Testing Protocol - Does It Actually Work For You?

On this page

The method: 2-week alternating blocks (n-of-1)
Decision rules (after ~2 weeks)
Honest limits
Engine A/B before publishing

The evidence review is about averages; you are not an average. Preference, personality, and task mix moderate every effect (evidence review §1.4), so each playlist earns its place through this protocol or gets changed. The same protocol A/Bs engine renders against commercial equivalents before anything is published.

The method: 2-week alternating blocks (n-of-1)

For each playlist you want to validate:

Pick one context. e.g., "morning writing sessions" for Deep Work - Verbal. Don't mix contexts within a test.
Pick a control. Silence is the honest default for work playlists; your current habitual music also works. For sleep, control = your current wind-down.
Alternate by day (A = playlist, B = control) in an ABBA / BAAB pattern to cancel weekday effects.

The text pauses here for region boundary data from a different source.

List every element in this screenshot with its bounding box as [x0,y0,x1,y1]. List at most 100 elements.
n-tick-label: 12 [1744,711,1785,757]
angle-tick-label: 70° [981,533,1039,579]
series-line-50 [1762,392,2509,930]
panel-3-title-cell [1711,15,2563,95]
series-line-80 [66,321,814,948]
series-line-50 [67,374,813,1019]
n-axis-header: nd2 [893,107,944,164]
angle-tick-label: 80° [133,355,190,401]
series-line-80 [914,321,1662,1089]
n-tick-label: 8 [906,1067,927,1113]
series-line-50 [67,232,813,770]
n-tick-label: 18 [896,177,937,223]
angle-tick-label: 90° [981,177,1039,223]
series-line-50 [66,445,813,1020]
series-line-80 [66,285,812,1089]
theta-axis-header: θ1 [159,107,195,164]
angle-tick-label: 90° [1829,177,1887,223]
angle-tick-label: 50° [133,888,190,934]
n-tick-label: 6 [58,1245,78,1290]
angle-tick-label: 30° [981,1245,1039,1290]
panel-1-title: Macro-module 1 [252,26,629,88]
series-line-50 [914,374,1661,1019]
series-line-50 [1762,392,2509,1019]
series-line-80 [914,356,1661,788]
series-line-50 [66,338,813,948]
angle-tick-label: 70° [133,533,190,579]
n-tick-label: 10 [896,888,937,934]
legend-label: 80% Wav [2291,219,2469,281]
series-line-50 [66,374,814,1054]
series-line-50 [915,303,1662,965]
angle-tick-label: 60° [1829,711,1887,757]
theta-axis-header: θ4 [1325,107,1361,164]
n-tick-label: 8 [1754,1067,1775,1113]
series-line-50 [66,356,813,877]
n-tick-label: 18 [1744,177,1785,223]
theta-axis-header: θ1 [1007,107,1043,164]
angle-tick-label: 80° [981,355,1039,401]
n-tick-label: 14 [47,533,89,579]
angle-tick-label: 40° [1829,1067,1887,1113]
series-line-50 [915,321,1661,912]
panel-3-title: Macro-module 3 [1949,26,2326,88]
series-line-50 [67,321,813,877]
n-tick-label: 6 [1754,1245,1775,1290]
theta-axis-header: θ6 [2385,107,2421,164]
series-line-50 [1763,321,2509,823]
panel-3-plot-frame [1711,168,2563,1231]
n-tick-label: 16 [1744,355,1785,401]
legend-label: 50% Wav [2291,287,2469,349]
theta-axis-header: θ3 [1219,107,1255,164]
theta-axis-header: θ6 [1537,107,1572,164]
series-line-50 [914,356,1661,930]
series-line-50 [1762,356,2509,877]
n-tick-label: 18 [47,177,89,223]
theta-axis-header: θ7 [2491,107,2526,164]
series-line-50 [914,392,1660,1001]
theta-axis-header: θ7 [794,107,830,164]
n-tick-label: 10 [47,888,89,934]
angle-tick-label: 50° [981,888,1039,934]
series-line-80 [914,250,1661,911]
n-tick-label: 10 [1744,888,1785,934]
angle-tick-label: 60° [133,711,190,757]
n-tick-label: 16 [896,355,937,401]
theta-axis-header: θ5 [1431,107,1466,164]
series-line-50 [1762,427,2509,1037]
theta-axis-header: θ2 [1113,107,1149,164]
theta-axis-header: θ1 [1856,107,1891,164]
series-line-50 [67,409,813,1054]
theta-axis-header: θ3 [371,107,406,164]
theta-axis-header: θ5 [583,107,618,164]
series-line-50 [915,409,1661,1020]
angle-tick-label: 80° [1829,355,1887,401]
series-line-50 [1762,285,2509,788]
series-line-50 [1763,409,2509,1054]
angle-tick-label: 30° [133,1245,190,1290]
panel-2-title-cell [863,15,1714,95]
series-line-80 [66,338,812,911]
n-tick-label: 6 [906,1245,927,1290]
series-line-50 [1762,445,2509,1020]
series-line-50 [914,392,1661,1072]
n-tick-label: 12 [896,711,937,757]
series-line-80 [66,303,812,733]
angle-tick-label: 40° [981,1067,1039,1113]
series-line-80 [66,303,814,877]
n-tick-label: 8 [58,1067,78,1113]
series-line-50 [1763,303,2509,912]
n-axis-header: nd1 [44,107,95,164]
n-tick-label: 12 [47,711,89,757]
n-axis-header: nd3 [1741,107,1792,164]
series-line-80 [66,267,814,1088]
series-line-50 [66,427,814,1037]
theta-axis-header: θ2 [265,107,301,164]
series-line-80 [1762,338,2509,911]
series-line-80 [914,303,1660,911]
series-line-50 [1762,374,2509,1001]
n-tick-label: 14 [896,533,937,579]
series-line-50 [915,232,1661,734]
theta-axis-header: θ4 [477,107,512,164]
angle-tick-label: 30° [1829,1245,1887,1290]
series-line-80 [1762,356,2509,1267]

Two weeks ≈ 5+ sessions per condition.
Rate immediately after each session - 10 seconds, three 1-5 items plus one objective-ish anchor:

Item	1	5
Focus: how often did you drift?	constantly	almost never
State: calm/energized as intended?	wrong direction	exactly right
Friction: did you want to switch it off?	yes, actively	forgot it was on
Anchor (pick one per playlist)	-	-

Anchors: deep work → # of self-caught distractions or pomodoros completed; downshift → resting feel after 20 min (or HR if you wear a watch); sleep → minutes-to-sleep estimate next morning; walk → route time.

Log one line per session in logs/listening-log.csv: date,playlist,condition,focus,state,friction,anchor,notes

Decision rules (after ~2 weeks)

Playlist beats control on 2+ items → keep.
Ties control → keep whichever you prefer (zero-cost tie).
Loses to control on focus or friction → modify one variable (volume first, then density/brightness - for engine recipes that's lufs_target, layers.*.amp, lp_cutoff_hz.base) and re-run one week. Two failed modifications → drop it; use the control. Silence winning is a finding, not a failure.

Honest limits

No blinding. You know what you're hearing, and expectation inflates effects. Acceptable: in real life expectation is part of the effect you'll actually get. The comparison against control still catches playlists that are net-negative.
Small n. This detects "works clearly," not subtle effects. Good enough - a playlist needing statistics to justify itself isn't worth maintaining.
Don't test two changes at once (new playlist + new schedule = no conclusion).

Engine A/B before publishing

Before a recipe format ships publicly, it must at minimum tie a commercial reference playlist of the same category (docs/02-playlists.md lists equivalents) in your own two-week block. Publishing something that loses to a random Spotify ambient playlist would violate the channel's honesty premise.